Dow Jones & Company’s Factiva information service has long been distinguished by the semantic tools it applies to its content to surface relevant search information. Last week the company announced what it says is one of the most significant investments it’s made in the Factiva product suite, licensing new search technology from MarkLogic Corp.
The arrangement is positioned as providing standardized search technology across the Dow Jones digital network, including Factiva, WSJ.com and Dow Jones Financial Services products. To be specific, the investment in one underlying search technology that will be used by the company’s multiple businesses and products means that, “one powerful, unified search platform will service the search needs of our consumer and enterprise customers around the world,” says Georgene Huang, head of Factiva. “Any improvements or customizations we build atop this infrastructure will be scalable and efficiently accessible to all.” That will allow better and easier synergies between the development, products and the content, she says.

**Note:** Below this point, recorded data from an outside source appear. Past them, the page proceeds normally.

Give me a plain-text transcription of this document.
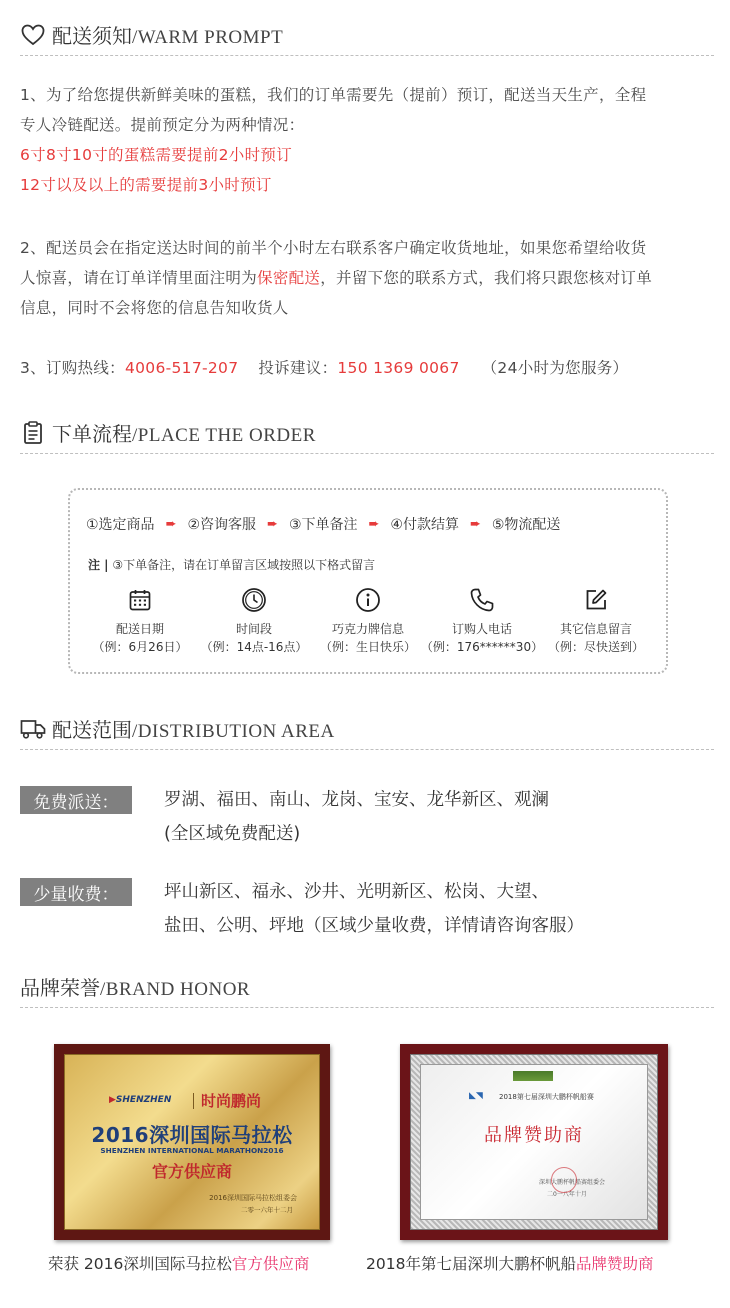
配送须知/WARM PROMPT
1、为了给您提供新鲜美味的蛋糕，我们的订单需要先（提前）预订，配送当天生产，全程
专人冷链配送。提前预定分为两种情况：
6寸8寸10寸的蛋糕需要提前2小时预订
12寸以及以上的需要提前3小时预订
2、配送员会在指定送达时间的前半个小时左右联系客户确定收货地址，如果您希望给收货
人惊喜，请在订单详情里面注明为保密配送，并留下您的联系方式，我们将只跟您核对订单
信息，同时不会将您的信息告知收货人
3、订购热线：4006-517-207 投诉建议：150 1369 0067 （24小时为您服务）
下单流程/PLACE THE ORDER
①选定商品 ➨ ②咨询客服 ➨ ③下单备注 ➨ ④付款结算 ➨ ⑤物流配送
注 | ③下单备注，请在订单留言区域按照以下格式留言
配送日期
（例：6月26日）
时间段
（例：14点-16点）
巧克力牌信息
（例：生日快乐）
订购人电话
（例：176******30）
其它信息留言
（例：尽快送到）
配送范围/DISTRIBUTION AREA
免费派送：	罗湖、福田、南山、龙岗、宝安、龙华新区、观澜
(全区域免费配送)
少量收费：	坪山新区、福永、沙井、光明新区、松岗、大望、
盐田、公明、坪地（区域少量收费，详情请咨询客服）
品牌荣誉/BRAND HONOR
▶SHENZHEN 时尚鹏尚
2016深圳国际马拉松
SHENZHEN INTERNATIONAL MARATHON2016
官方供应商
2016深圳国际马拉松组委会
二零一六年十二月
◣◥ 2018第七届深圳大鹏杯帆船赛
品牌赞助商
深圳大鹏杯帆船赛组委会
二0一八年十月
荣获 2016深圳国际马拉松官方供应商	2018年第七届深圳大鹏杯帆船品牌赞助商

The new search technology, Huang says, complements its continuing investment in Factiva’s core metadata and taxonomy strengths in many ways.
“The new implementation will provide better ability to link, tag and accurately retrieve structured and unstructured content,” she explains. “Additionally, it will allow for dynamic taxonomy evolution and coding of content.” As an example, the same person (Barack Obama and President Obama) or company (BP and British Petroleum) may be referred to and discovered without requiring the user to specify all variations of what they are seeking. This is true even if the “synonym” is in any of the other 28 languages that Factiva supports, she notes.
Another highlight, she says, is the improved ability to use proximity of search elements within its content — for example, users can now find company “X” with the word merger no farther than 10 words and with >100M revenue, or within the same paragraph.
An industrial strength search engine’s capabilities matter to the user experience on many fronts beyond these. For one thing, without that users might experience growing latency in the time it takes to return very precise search results across a more than-50 year (and growing) archive of content. Also, clients can have the choice of using a personalized search that customizes results by their history search patterns and interests; by similar user groups; or generalized based on the current task they need to perform.
“It will also narrow the result set and improve direct access to relevant content within the structured or unstructured data,” she says. “It will be easier to detect related sources of content, which may save the user time which is otherwise wasted in going through duplicate information.”
Factiva today not only has 36,000 licensed publications among its aggregated news content, but also gives its users access to Twitter commentary, blogs, YouTube and message board content. MarkLogic’s robust technology, she says, will facilitate Factiva’s processing of that tremendous content store.
MarkLogic supports near-instantaneous alerting on customer-selected topics in a world where real-time breaking information increasingly comes from non-traditional publications, she points out. Says Huang, “This search upgrade is critical to supporting all types of content, especially the exponential growth of user-generated news.”